スーパーやコンビニでよく見かけるカット野菜。すでにカットされているからとっても便利ですよね。でも、買うのに抵抗があるというお話もよく聞きます。「カット野菜の栄養はほとんどない!」という説や、「カット野菜は薬品で洗浄されているから危険だ!」という説を信じて使わない方も多いのではないでしょうか。また、「母親の手作り」ではなくなるというイメージ的な手抜き感に抵抗のある方もいらっしゃると思います。ほとんどのお料理は、野菜や肉をカットするところから始まりますよね。私は料理番組を担当していますが、番組では野菜や肉はそのほとんどがカットされているところから始まるので、料理時間がとても短縮されます。番組を見て、作ってくださる方の中には、番組で見るよりも時間がかかったとおっしゃる方が多いですが、それは野菜や肉をカットする時間が含まれていないからです。フードコーディネーターさんがカットしてくれるのですが、フードさんの間でも「カットに時間がかかる」というのは周知の事実になっていて、撮影で余ったカット野菜はみんなで取り合いになるほどです。

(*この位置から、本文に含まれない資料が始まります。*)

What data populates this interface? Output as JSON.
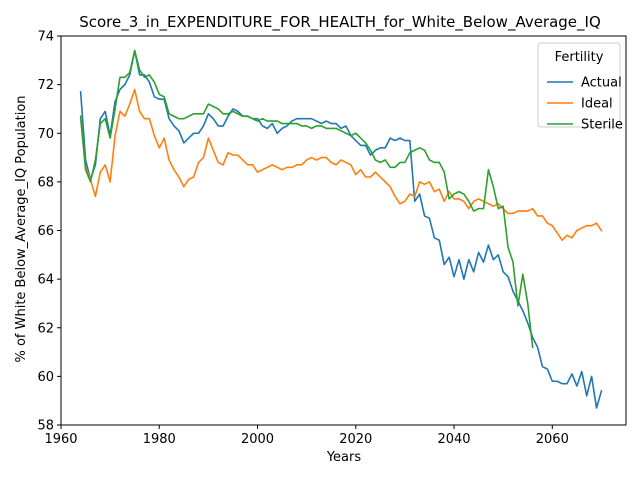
{
  "chart_data": {
    "type": "line",
    "title": "Score_3_in_EXPENDITURE_FOR_HEALTH_for_White_Below_Average_IQ",
    "xlabel": "Years",
    "ylabel": "% of White Below_Average_IQ Population",
    "xlim": [
      1960,
      2075
    ],
    "ylim": [
      58,
      74
    ],
    "xticks": [
      1960,
      1980,
      2000,
      2020,
      2040,
      2060
    ],
    "yticks": [
      58,
      60,
      62,
      64,
      66,
      68,
      70,
      72,
      74
    ],
    "grid": false,
    "legend": {
      "title": "Fertility",
      "placement": "top-right"
    },
    "series": [
      {
        "name": "Actual",
        "color": "#1f77b4",
        "x": [
          1964,
          1965,
          1966,
          1967,
          1968,
          1969,
          1970,
          1971,
          1972,
          1973,
          1974,
          1975,
          1976,
          1977,
          1978,
          1979,
          1980,
          1981,
          1982,
          1983,
          1984,
          1985,
          1986,
          1987,
          1988,
          1989,
          1990,
          1991,
          1992,
          1993,
          1994,
          1995,
          1996,
          1997,
          1998,
          1999,
          2000,
          2001,
          2002,
          2003,
          2004,
          2005,
          2006,
          2007,
          2008,
          2009,
          2010,
          2011,
          2012,
          2013,
          2014,
          2015,
          2016,
          2017,
          2018,
          2019,
          2020,
          2021,
          2022,
          2023,
          2024,
          2025,
          2026,
          2027,
          2028,
          2029,
          2030,
          2031,
          2032,
          2033,
          2034,
          2035,
          2036,
          2037,
          2038,
          2039,
          2040,
          2041,
          2042,
          2043,
          2044,
          2045,
          2046,
          2047,
          2048,
          2049,
          2050,
          2051,
          2052,
          2053,
          2054,
          2055,
          2056,
          2057,
          2058,
          2059,
          2060,
          2061,
          2062,
          2063,
          2064,
          2065,
          2066,
          2067,
          2068,
          2069,
          2070
        ],
        "y": [
          71.7,
          68.9,
          68.1,
          68.7,
          70.6,
          70.9,
          69.9,
          71.3,
          71.8,
          72.0,
          72.4,
          73.4,
          72.4,
          72.4,
          72.1,
          71.5,
          71.4,
          71.4,
          70.6,
          70.3,
          70.1,
          69.6,
          69.8,
          70.0,
          70.0,
          70.3,
          70.8,
          70.6,
          70.3,
          70.3,
          70.7,
          71.0,
          70.9,
          70.7,
          70.7,
          70.6,
          70.6,
          70.3,
          70.2,
          70.4,
          70.0,
          70.2,
          70.3,
          70.5,
          70.6,
          70.6,
          70.6,
          70.6,
          70.5,
          70.4,
          70.5,
          70.4,
          70.4,
          70.2,
          70.3,
          69.9,
          69.7,
          69.5,
          69.5,
          69.1,
          69.3,
          69.4,
          69.4,
          69.8,
          69.7,
          69.8,
          69.7,
          69.7,
          67.2,
          67.5,
          66.6,
          66.5,
          65.7,
          65.6,
          64.6,
          64.9,
          64.1,
          64.8,
          64.0,
          64.8,
          64.3,
          65.1,
          64.7,
          65.4,
          64.8,
          65.0,
          64.3,
          64.1,
          63.5,
          63.1,
          62.7,
          62.2,
          61.6,
          61.2,
          60.4,
          60.3,
          59.8,
          59.8,
          59.7,
          59.7,
          60.1,
          59.6,
          60.2,
          59.2,
          60.0,
          58.7,
          59.4
        ]
      },
      {
        "name": "Ideal",
        "color": "#ff7f0e",
        "x": [
          1964,
          1965,
          1966,
          1967,
          1968,
          1969,
          1970,
          1971,
          1972,
          1973,
          1974,
          1975,
          1976,
          1977,
          1978,
          1979,
          1980,
          1981,
          1982,
          1983,
          1984,
          1985,
          1986,
          1987,
          1988,
          1989,
          1990,
          1991,
          1992,
          1993,
          1994,
          1995,
          1996,
          1997,
          1998,
          1999,
          2000,
          2001,
          2002,
          2003,
          2004,
          2005,
          2006,
          2007,
          2008,
          2009,
          2010,
          2011,
          2012,
          2013,
          2014,
          2015,
          2016,
          2017,
          2018,
          2019,
          2020,
          2021,
          2022,
          2023,
          2024,
          2025,
          2026,
          2027,
          2028,
          2029,
          2030,
          2031,
          2032,
          2033,
          2034,
          2035,
          2036,
          2037,
          2038,
          2039,
          2040,
          2041,
          2042,
          2043,
          2044,
          2045,
          2046,
          2047,
          2048,
          2049,
          2050,
          2051,
          2052,
          2053,
          2054,
          2055,
          2056,
          2057,
          2058,
          2059,
          2060,
          2061,
          2062,
          2063,
          2064,
          2065,
          2066,
          2067,
          2068,
          2069,
          2070
        ],
        "y": [
          70.6,
          68.6,
          68.1,
          67.4,
          68.4,
          68.7,
          68.0,
          69.9,
          70.9,
          70.7,
          71.2,
          71.8,
          70.9,
          70.6,
          70.6,
          69.9,
          69.4,
          69.8,
          68.9,
          68.5,
          68.2,
          67.8,
          68.1,
          68.2,
          68.8,
          69.0,
          69.8,
          69.3,
          68.8,
          68.7,
          69.2,
          69.1,
          69.1,
          68.9,
          68.7,
          68.7,
          68.4,
          68.5,
          68.6,
          68.7,
          68.6,
          68.5,
          68.6,
          68.6,
          68.7,
          68.7,
          68.9,
          69.0,
          68.9,
          69.0,
          69.0,
          68.8,
          68.7,
          68.9,
          68.8,
          68.7,
          68.3,
          68.5,
          68.2,
          68.2,
          68.4,
          68.2,
          68.0,
          67.8,
          67.4,
          67.1,
          67.2,
          67.5,
          67.4,
          68.0,
          67.9,
          68.0,
          67.6,
          67.7,
          67.2,
          67.6,
          67.3,
          67.3,
          67.2,
          66.9,
          67.2,
          67.3,
          67.2,
          67.1,
          67.0,
          67.1,
          66.9,
          66.7,
          66.7,
          66.8,
          66.8,
          66.8,
          66.9,
          66.6,
          66.6,
          66.3,
          66.2,
          65.9,
          65.6,
          65.8,
          65.7,
          66.0,
          66.1,
          66.2,
          66.2,
          66.3,
          66.0
        ]
      },
      {
        "name": "Sterile",
        "color": "#2ca02c",
        "x": [
          1964,
          1965,
          1966,
          1967,
          1968,
          1969,
          1970,
          1971,
          1972,
          1973,
          1974,
          1975,
          1976,
          1977,
          1978,
          1979,
          1980,
          1981,
          1982,
          1983,
          1984,
          1985,
          1986,
          1987,
          1988,
          1989,
          1990,
          1991,
          1992,
          1993,
          1994,
          1995,
          1996,
          1997,
          1998,
          1999,
          2000,
          2001,
          2002,
          2003,
          2004,
          2005,
          2006,
          2007,
          2008,
          2009,
          2010,
          2011,
          2012,
          2013,
          2014,
          2015,
          2016,
          2017,
          2018,
          2019,
          2020,
          2021,
          2022,
          2023,
          2024,
          2025,
          2026,
          2027,
          2028,
          2029,
          2030,
          2031,
          2032,
          2033,
          2034,
          2035,
          2036,
          2037,
          2038,
          2039,
          2040,
          2041,
          2042,
          2043,
          2044,
          2045,
          2046,
          2047,
          2048,
          2049,
          2050,
          2051,
          2052,
          2053,
          2054,
          2055,
          2056
        ],
        "y": [
          70.7,
          68.5,
          68.0,
          68.9,
          70.4,
          70.6,
          69.8,
          71.0,
          72.3,
          72.3,
          72.5,
          73.4,
          72.6,
          72.3,
          72.4,
          72.1,
          71.6,
          71.5,
          70.8,
          70.7,
          70.6,
          70.6,
          70.7,
          70.8,
          70.8,
          70.8,
          71.2,
          71.1,
          71.0,
          70.8,
          70.8,
          70.9,
          70.8,
          70.7,
          70.7,
          70.6,
          70.5,
          70.6,
          70.5,
          70.5,
          70.5,
          70.4,
          70.4,
          70.4,
          70.4,
          70.3,
          70.3,
          70.2,
          70.3,
          70.3,
          70.2,
          70.2,
          70.2,
          70.1,
          70.0,
          69.9,
          70.0,
          69.8,
          69.6,
          69.3,
          68.9,
          68.8,
          68.9,
          68.6,
          68.6,
          68.8,
          68.8,
          69.2,
          69.3,
          69.4,
          69.3,
          68.9,
          68.8,
          68.8,
          68.4,
          67.3,
          67.5,
          67.6,
          67.5,
          67.2,
          66.8,
          66.9,
          66.9,
          68.5,
          67.8,
          66.9,
          67.0,
          65.3,
          64.7,
          62.9,
          64.2,
          63.0,
          61.2
        ]
      }
    ]
  }
}
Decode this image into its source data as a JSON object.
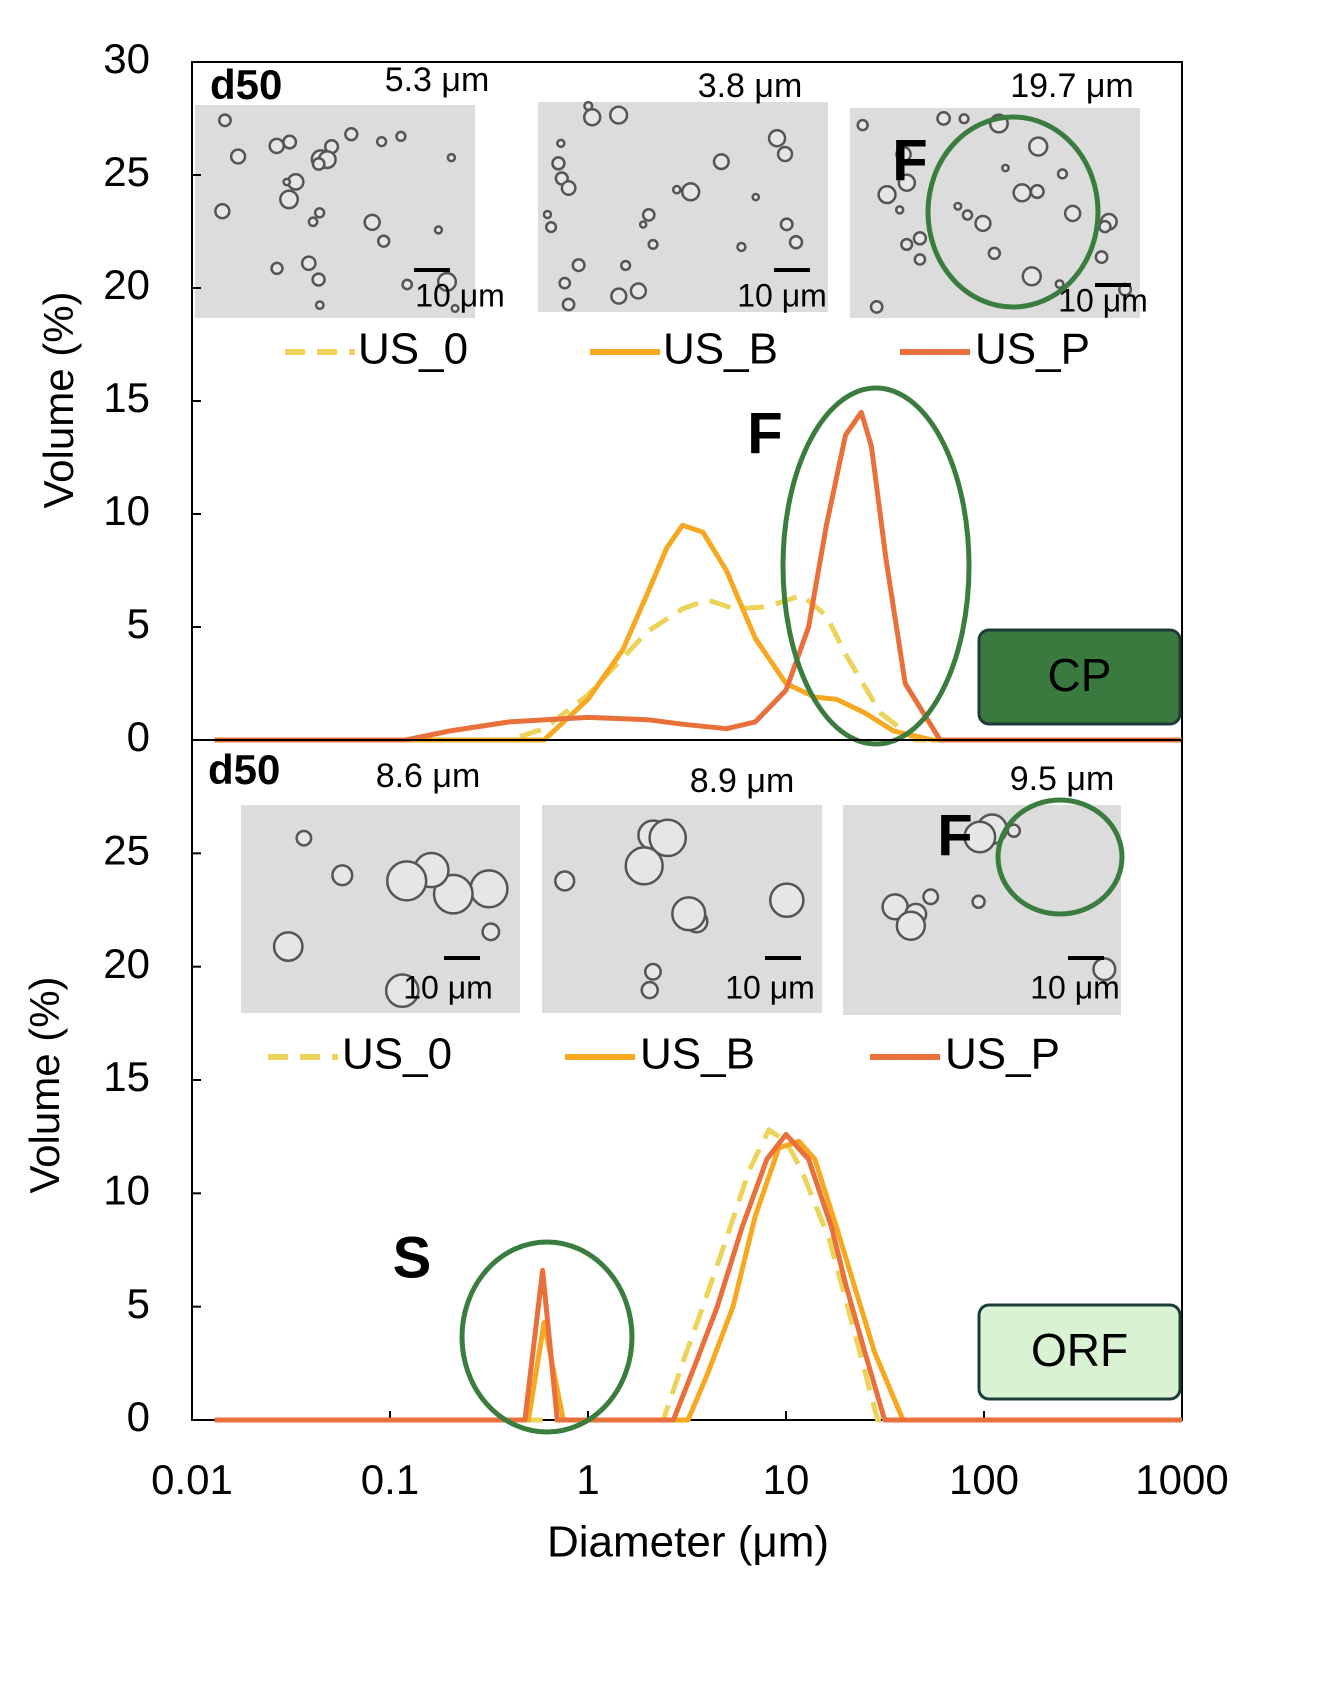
{
  "chart_data": [
    {
      "type": "line",
      "xscale": "log",
      "xlim": [
        0.01,
        1000
      ],
      "ylim": [
        0,
        30
      ],
      "yticks": [
        0,
        5,
        10,
        15,
        20,
        25,
        30
      ],
      "ylabel": "Volume (%)",
      "d50_label": "d50",
      "d50_values": [
        "5.3 μm",
        "3.8 μm",
        "19.7 μm"
      ],
      "scale_bar_label": "10 μm",
      "image_label": "F",
      "curve_label": "F",
      "panel_label": "CP",
      "panel_label_color": "#3a7a3f",
      "panel_label_text_color": "#ffffff",
      "series": [
        {
          "name": "US_0",
          "color": "#ecd35a",
          "line_style": "dashed",
          "x": [
            0.013,
            0.4,
            0.6,
            1,
            2,
            3,
            4,
            5.5,
            8,
            12,
            16,
            20,
            30,
            45,
            1000
          ],
          "values": [
            0,
            0,
            0.5,
            2,
            4.8,
            5.8,
            6.2,
            5.8,
            5.9,
            6.4,
            5.5,
            3.8,
            1.2,
            0,
            0
          ]
        },
        {
          "name": "US_B",
          "color": "#f6a821",
          "line_style": "solid",
          "x": [
            0.013,
            0.6,
            1,
            1.5,
            2,
            2.5,
            3,
            3.8,
            5,
            7,
            10,
            14,
            18,
            25,
            35,
            55,
            1000
          ],
          "values": [
            0,
            0,
            1.8,
            4,
            6.5,
            8.5,
            9.5,
            9.2,
            7.5,
            4.5,
            2.5,
            1.9,
            1.8,
            1.2,
            0.4,
            0,
            0
          ]
        },
        {
          "name": "US_P",
          "color": "#e9703a",
          "line_style": "solid",
          "x": [
            0.013,
            0.12,
            0.2,
            0.4,
            1,
            2,
            3,
            5,
            7,
            10,
            13,
            16,
            20,
            24,
            27,
            32,
            40,
            60,
            1000
          ],
          "values": [
            0,
            0,
            0.4,
            0.8,
            1,
            0.9,
            0.7,
            0.5,
            0.8,
            2.2,
            5,
            9.5,
            13.5,
            14.5,
            13,
            8,
            2.5,
            0,
            0
          ]
        }
      ]
    },
    {
      "type": "line",
      "xscale": "log",
      "xlim": [
        0.01,
        1000
      ],
      "xticks": [
        0.01,
        0.1,
        1,
        10,
        100,
        1000
      ],
      "ylim": [
        0,
        30
      ],
      "yticks": [
        0,
        5,
        10,
        15,
        20,
        25
      ],
      "xlabel": "Diameter (μm)",
      "ylabel": "Volume (%)",
      "d50_label": "d50",
      "d50_values": [
        "8.6 μm",
        "8.9 μm",
        "9.5 μm"
      ],
      "scale_bar_label": "10 μm",
      "image_label": "F",
      "curve_label": "S",
      "panel_label": "ORF",
      "panel_label_color": "#d8f2d2",
      "panel_label_text_color": "#000000",
      "series": [
        {
          "name": "US_0",
          "color": "#ecd35a",
          "line_style": "dashed",
          "x": [
            0.013,
            2.4,
            3,
            3.8,
            5,
            6.5,
            8.2,
            10,
            12,
            16.5,
            22,
            29,
            1000
          ],
          "values": [
            0,
            0,
            2.5,
            5,
            8,
            11,
            12.8,
            12.3,
            11,
            8,
            4,
            0,
            0
          ]
        },
        {
          "name": "US_B",
          "color": "#f6a821",
          "line_style": "solid",
          "x": [
            0.013,
            0.5,
            0.6,
            0.75,
            3.2,
            4,
            5.4,
            7,
            9.2,
            11.6,
            14,
            18,
            22,
            28,
            39,
            1000
          ],
          "values": [
            0,
            0,
            4.3,
            0,
            0,
            2,
            5,
            9,
            12,
            12.3,
            11.5,
            8.5,
            6,
            3,
            0,
            0
          ]
        },
        {
          "name": "US_P",
          "color": "#e9703a",
          "line_style": "solid",
          "x": [
            0.013,
            0.48,
            0.59,
            0.7,
            2.7,
            3.5,
            4.5,
            6,
            8,
            10,
            13,
            17,
            20,
            25,
            31.5,
            1000
          ],
          "values": [
            0,
            0,
            6.6,
            0,
            0,
            2.5,
            5,
            8.5,
            11.5,
            12.6,
            11.5,
            8.5,
            6,
            3,
            0,
            0
          ]
        }
      ]
    }
  ]
}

スーパーで売られているカット野菜は、カットした後に次亜塩素酸ナトリウムによる洗浄・殺菌が行われています。この洗浄の時間はおよそ10分といわれていて、家庭での洗浄に比べるとかなり念入りに行われているのが分かりますね。では栄養も一緒に洗浄されてしまうのでしょうか? カットレタスの洗浄で、その栄養の変化を実験した論文があります。カットレタスを次亜塩素酸ナトリウムと水道水で洗浄した後の栄養の違いを調べたものです。それによると「有意な差は確認されなかった。以上の結果より、洗浄方法の違いによってカットレタスのビタミンC及びミネラル類(カリウム、カルシウム、マグネシウム、リン、鉄)に有意な損失はないことが示唆された」(日本調理科学会「カットレタスの洗浄方法の違いが栄養成分に及ぼす影響について」、2009年)とあります。つまり水道水で短い時間洗浄しても、工場で10分間殺菌洗浄しても栄養はほとんど変わらないということです。ただ、カットしてある野菜は、カットする前のものより傷みやすいのは事実です。カット野菜を購入したら、できるだけ早く食べる方がいいと思います。気温が上がると傷みやすいので、これから暑くなる季節は特に注意してほしいところではあります。
毎日忙しいお父さんやお母さんが、カット野菜を使うことに罪悪感を感じる必要はありません。ただ、カット野菜といえども、それだけでは栄養満点というわけにはいきません。タンパク質を含む魚や肉、豆類、卵を一緒に食べたり、ミネラル豊富な海藻などを組み合わせることによって、栄養満点なおかずやサラダになります! 個人的にはさば缶をトッピングするのがオススメです。カット野菜を上手に活用して、少しでも楽になりましょう。笑顔で一緒に食べること! それが子どもたちには最高の食育です。